Mayor Pugh's Statement Regarding the Roland Avenue Cycle Track and Bicycling in Baltimore
Monday Apr 1st, 2019
Better Schools. Safer Streets. Stronger Neighborhoods.
FOR IMMEDIATE RELEASE
BALTIMORE, MD. — In keeping with the Community, as outlined in the Roland Park Master Plan that was adopted by the City’s Planning Commission, The Baltimore City Department of Transportation installed Baltimore’s first cycle track on Roland Avenue between Cold Spring Lane and Northern Parkway in 2015. A cycle track was specifically included by the community in the Roland Park Master Plan. This was early in Baltimore’s commitments to bicycling.

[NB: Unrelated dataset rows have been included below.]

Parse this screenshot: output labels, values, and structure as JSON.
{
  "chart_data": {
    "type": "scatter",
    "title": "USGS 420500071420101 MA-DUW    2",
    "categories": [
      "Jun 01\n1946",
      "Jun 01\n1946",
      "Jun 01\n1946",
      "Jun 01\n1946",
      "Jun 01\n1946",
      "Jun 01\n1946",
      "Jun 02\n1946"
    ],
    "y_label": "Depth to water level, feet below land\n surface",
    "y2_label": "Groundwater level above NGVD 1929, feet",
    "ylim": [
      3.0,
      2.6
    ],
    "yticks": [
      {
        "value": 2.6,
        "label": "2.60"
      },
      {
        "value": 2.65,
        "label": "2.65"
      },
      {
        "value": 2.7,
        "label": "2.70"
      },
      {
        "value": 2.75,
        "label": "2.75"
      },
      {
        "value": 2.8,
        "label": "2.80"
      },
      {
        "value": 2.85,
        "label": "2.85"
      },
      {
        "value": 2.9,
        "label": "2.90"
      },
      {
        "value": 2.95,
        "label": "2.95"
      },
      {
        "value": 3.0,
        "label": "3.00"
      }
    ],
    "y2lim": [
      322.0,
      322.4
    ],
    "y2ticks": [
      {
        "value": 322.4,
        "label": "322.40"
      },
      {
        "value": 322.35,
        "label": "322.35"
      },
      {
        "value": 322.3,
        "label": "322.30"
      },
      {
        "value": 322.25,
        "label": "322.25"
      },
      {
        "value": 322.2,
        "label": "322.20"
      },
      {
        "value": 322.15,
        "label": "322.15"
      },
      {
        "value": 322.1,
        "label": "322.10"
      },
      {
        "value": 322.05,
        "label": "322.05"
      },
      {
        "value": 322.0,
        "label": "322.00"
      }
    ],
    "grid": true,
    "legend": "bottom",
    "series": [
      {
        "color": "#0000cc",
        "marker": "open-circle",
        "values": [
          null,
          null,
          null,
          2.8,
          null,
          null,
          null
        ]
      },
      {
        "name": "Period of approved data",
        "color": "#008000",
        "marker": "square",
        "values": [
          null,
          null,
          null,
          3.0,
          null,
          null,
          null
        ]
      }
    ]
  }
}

The City enthusiastically installed the Roland Avenue Cycle Track because it was in the community’s master plan, and everyone hoped it would be a success. A protected cycle track is widely-recognized as the safest type of bike facility because it separates vulnerable cyclists from motor vehicles. This was the goal of encouraging bicycling by people of all ages, and it was hoped the Roland Avenue cycle track would do just that. However, best practices have evolved since 2015 and the bike facility on Roland Avenue is too narrow for people on bikes to use comfortably and too complicated to navigate, with ins and outs, poor sightlines and other safety issues. It has not encouraged bicycling. In fact, although the cycle track is not the only factor affecting Roland Avenue safety, the loud debate around it has only succeeded in dividing a community and distracting from the continued progress Baltimore needs to become more bike-friendly.
Let me be clear: I am committed to adding bicycle facilities in Baltimore, but I want good facilities that represent today’s best practices. No matter how good the intentions were, this is just not a good bicycle facility. There isn’t enough room on Roland Avenue for a proper cycle track, a buffer area, parked cars, and travel lanes.
I know DOT has been working for many months on a solution to the problem, and has proposed a lane reduction pilot which would reduce the travel lanes on a portion of Roland Avenue, south of Deepdene. While some support this pilot and believe it could create a calmer, safer Roland Avenue for all users, others fear the impact of a lane reduction on an already-busy road with a wide mix of uses, including residential, commercial, and institutional, including several churches and a number of large schools. It would also not address all the issues which I noted above.
After reviewing the options with DOT, I have ultimately decided that the proposed pilot, while creative and commendable, is likely to create more problems than it solves. Therefore, with disappointment, we have decided to cancel the pilot. Further, we do not see a way to mitigate the cycle track shortcomings and have the cycle track co-exist with necessary uses – including neighborhood parking and sufficient vehicular access, especially to the schools during peak periods. Accordingly, we have decided to remove the cycle track and return parking to the curb as quickly as possible. With the removal, we will immediately reinstall a bike lane alongside the parked cars, visibly painted green and with a firm commitment to make sure it is well-maintained. Moving forward, we will implement a painted bike lane treatment for added visibility. While not as ideal as a cycle track, we believe this is the most practical solution for this particular section of this Baltimore road under these specific circumstances.
Let me be equally clear about what this does not mean. It does not mean that the City is any less committed to implementing our Bicycle Master Plan and the supplemental Separated Bike Lane Network Plan. It does not mean that every community objection to a proposed bicycle facility will be dispositive. Working with the community, where we can design and install good facilities, reflecting best practices, we will absolutely continue to do so. But when we get things wrong, we need to fix them, especially when safety is an issue.
In addition to this change on Roland Avenue, we will extend the green-painted bike lane south on University Parkway to meet the bike facilities there and further connect to the successful Maryland Avenue Cycle track. A bike lane already exists on University Parkway, but we can do better. We will also paint and enhance the existing bike lane on Roland Avenue north of Northern Parkway. This will create a clear and consistent bike facility from Lake Avenue to Charles Village, where other facilities already exist.
In addition, I have directed DOT to develop an action plan which expedites the installation of quality bike facilities around the City, following our Bicycle Master Plan and Separated Lane Network Plan. Working with the Mayor’s Bicycle Advisory Commission and other stakeholders, I want DOT to accelerate our commitment to bike infrastructure so that Baltimore can become more bike-friendly, applying lessons learned from the Roland Avenue experience as well as other more successful bike facilities.